Un bref examen des comptes en banque de la riche héritière ne la mettait pas en position de percevoir une allocation clairement dédiée aux plus démunis. Le tribunal évoque un patrimoine
immobilier « objectivement conséquent », et un compte bancaire courant qui a vu circuler 650 000 € de capitaux, entre 1998 et 2005. Manifestement, la fille laisse à son père le soin de gérer sa
fortune. Et ne s'intéresse guère à la gestion de ses comptes. « Vous n'avez pas de prise directe sur ce que vous possédez ? » interroge la présidente, Isabelle Prévost-Desprez. « Non... »
murmure la prévenue. « Il y a un mandat de gestion ? Vous ne savez pas ? » « Euh, non... » Le banc de la partie civile s'impatiente : « On ne peut pas constamment se réfugier derrière papa, il
faut devenir adulte », râle l'avocate de la CAF des Hauts-de-Seine.
« Je n'ai pas ouvert de dossier RMI, je ne l'ai jamais demandé »
Petite blonde toute menue, Laurence Pinault-Valencienne plaide l'ignorance : « Je ne connaissais pas tous les tenants et aboutissants du RMI, assure-t-elle d'une voix
plaintive. Adda m'avait dit de signer ces papiers pour la CAF, il avait l'air sûr de lui... Je n'aurais jamais signé si j'avais su que ce RMI m'était attribué ! Je n'ai pas ouvert de dossier
RMI, je ne l'ai jamais demandé », assure-t-elle. « Vous ne l'avez pas demandé, mais vous l'avez perçu », rectifie la présidente. « Vous avez signé, quatre fois par an pendant six ans, un
document extrêmement basique où il n'y avait rien de mentionné devant revenus de madame », insiste la procureur. Me Béranger Tourné tient la barre : sa cliente n'a « jamais eu
d'intention frauduleuse ». « Je ne trouve pas une seule raison objective pour qu'elle ne déclare pas la réalité de son patrimoine », martèle l'avocat.

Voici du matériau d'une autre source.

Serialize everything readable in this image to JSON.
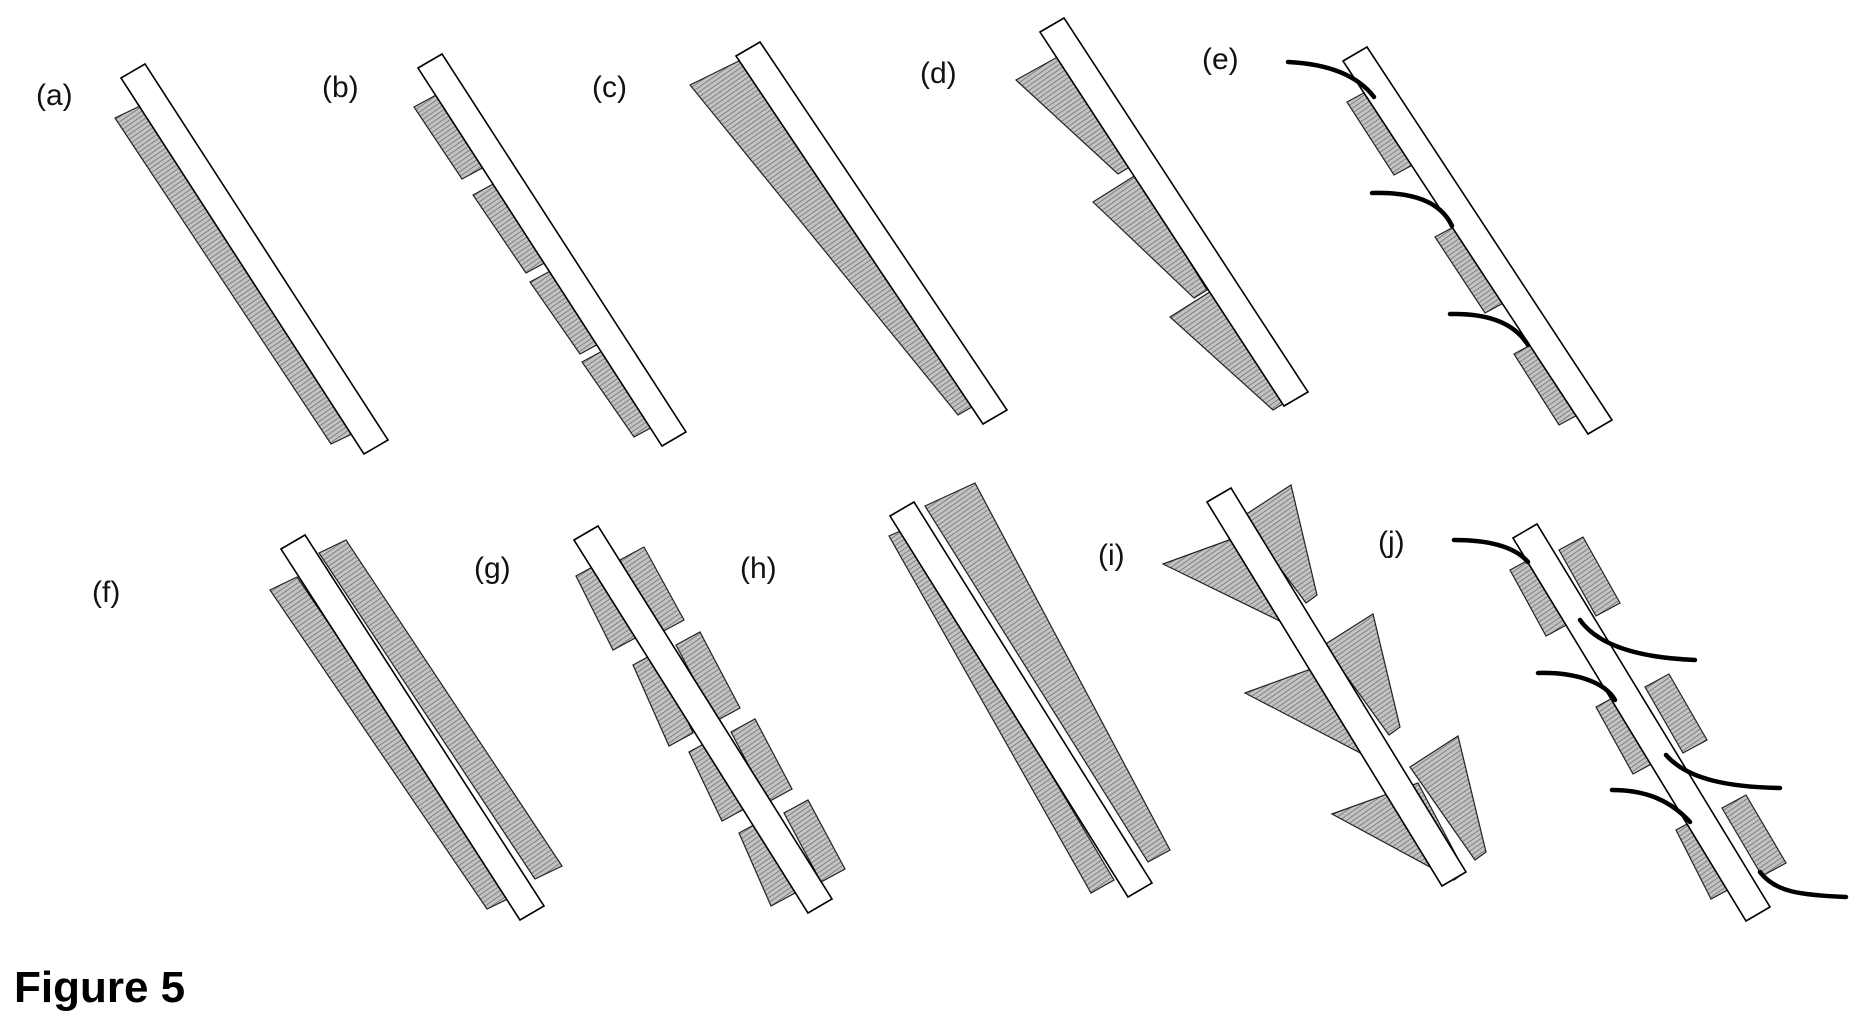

C'est un reportage de France 3, diffusé en novembre 2006, qui avait mis le feu aux poudres. Celui-ci révélait un rapport d'enquête confidentiel émanant de la CAF des Hauts-de-Seine, qui mettait
en lumière la situation pour le moins incongrue de Laurence Pinault-Valencienne. La plainte alors déposée par la CAF pour vol et violation du secret professionnel avait lancé l'enquête.
Aujourd'hui, l'héritière a remboursé deux ans d'allocations indues, soit 14 000 €. Le conseil général, à qui incombe la gestion du RMI, n'a pas souhaité porter plainte.